Ayush flagged vertexes as a candidate for normalization to vertices but intentionally excluded it from the patch because vertexes is a valid (if less preferred) English plural. Peter Eisentraut confirmed he fixed this separately, citing the project's style rule of using "preferred terms" (PostgreSQL's documentation and message style guide explicitly prefers the more standard mathematical/CS term vertices).

Architectural Context: Why These Details Matter

Error-message consistency as a project norm

PostgreSQL has an explicit error message style guide. Primary error messages should be short, grammatical, and use consistent terminology. Because property graphs are a newly introduced surface in v18, getting the terminology nailed down before the feature ships is important — once released, error-message wording becomes part of the de facto API that tools, tests, and translations depend on. This is why Peter (the feature's author and committer) is attentive to this even for cosmetic-seeming fixes.

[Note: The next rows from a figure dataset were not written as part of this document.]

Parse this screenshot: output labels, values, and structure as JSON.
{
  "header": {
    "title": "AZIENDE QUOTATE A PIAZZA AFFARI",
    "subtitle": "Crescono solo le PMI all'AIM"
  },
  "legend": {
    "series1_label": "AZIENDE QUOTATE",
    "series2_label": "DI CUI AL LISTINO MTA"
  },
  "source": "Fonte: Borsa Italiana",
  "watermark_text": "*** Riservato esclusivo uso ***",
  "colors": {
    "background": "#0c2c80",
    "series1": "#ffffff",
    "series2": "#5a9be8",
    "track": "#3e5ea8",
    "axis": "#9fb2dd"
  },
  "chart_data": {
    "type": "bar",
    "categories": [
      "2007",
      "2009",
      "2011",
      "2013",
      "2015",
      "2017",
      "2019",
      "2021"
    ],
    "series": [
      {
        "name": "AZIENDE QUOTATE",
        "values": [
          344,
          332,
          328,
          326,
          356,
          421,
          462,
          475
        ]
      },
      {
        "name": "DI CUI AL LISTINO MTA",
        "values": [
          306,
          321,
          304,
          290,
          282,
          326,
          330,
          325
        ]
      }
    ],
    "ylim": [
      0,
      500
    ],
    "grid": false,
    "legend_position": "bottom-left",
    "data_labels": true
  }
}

The ReleaseSysCache dead-code pattern

This is a recurring minor bug class in backend code. The syscache API (SearchSysCache* / ReleaseSysCache) pins a catalog tuple in the CatCache; the pin must be released, but the resource owner provides a safety net on error paths. The canonical pattern is:

tuple = SearchSysCache1(...);
if (!HeapTupleIsValid(tuple))
    elog(ERROR, ...);          /* no release needed; we have no pin */
/* ... use tuple ... */
if (bad_condition)
{
    ReleaseSysCache(tuple);    /* release BEFORE raising */
    ereport(ERROR, ...);
}
ReleaseSysCache(tuple);

Putting ReleaseSysCache after ereport(ERROR) is both dead code and misleading to readers — it implies the author thought control could return, which invites copy-paste propagation of the wrong pattern. Fixing it improves code clarity even though it has no runtime consequence.

Patch Evolution

Participant Weight

Takeaways

This thread is a textbook example of pre-release polish on a new feature: no architectural stakes, but it closes three small defects (grammar, dead code, terminology) before they become frozen into a released PostgreSQL version's user-facing surface. The ReleaseSysCache-after-ERROR pattern is the most technically interesting item and worth remembering as a code-review smell in any backend C code touching the syscache.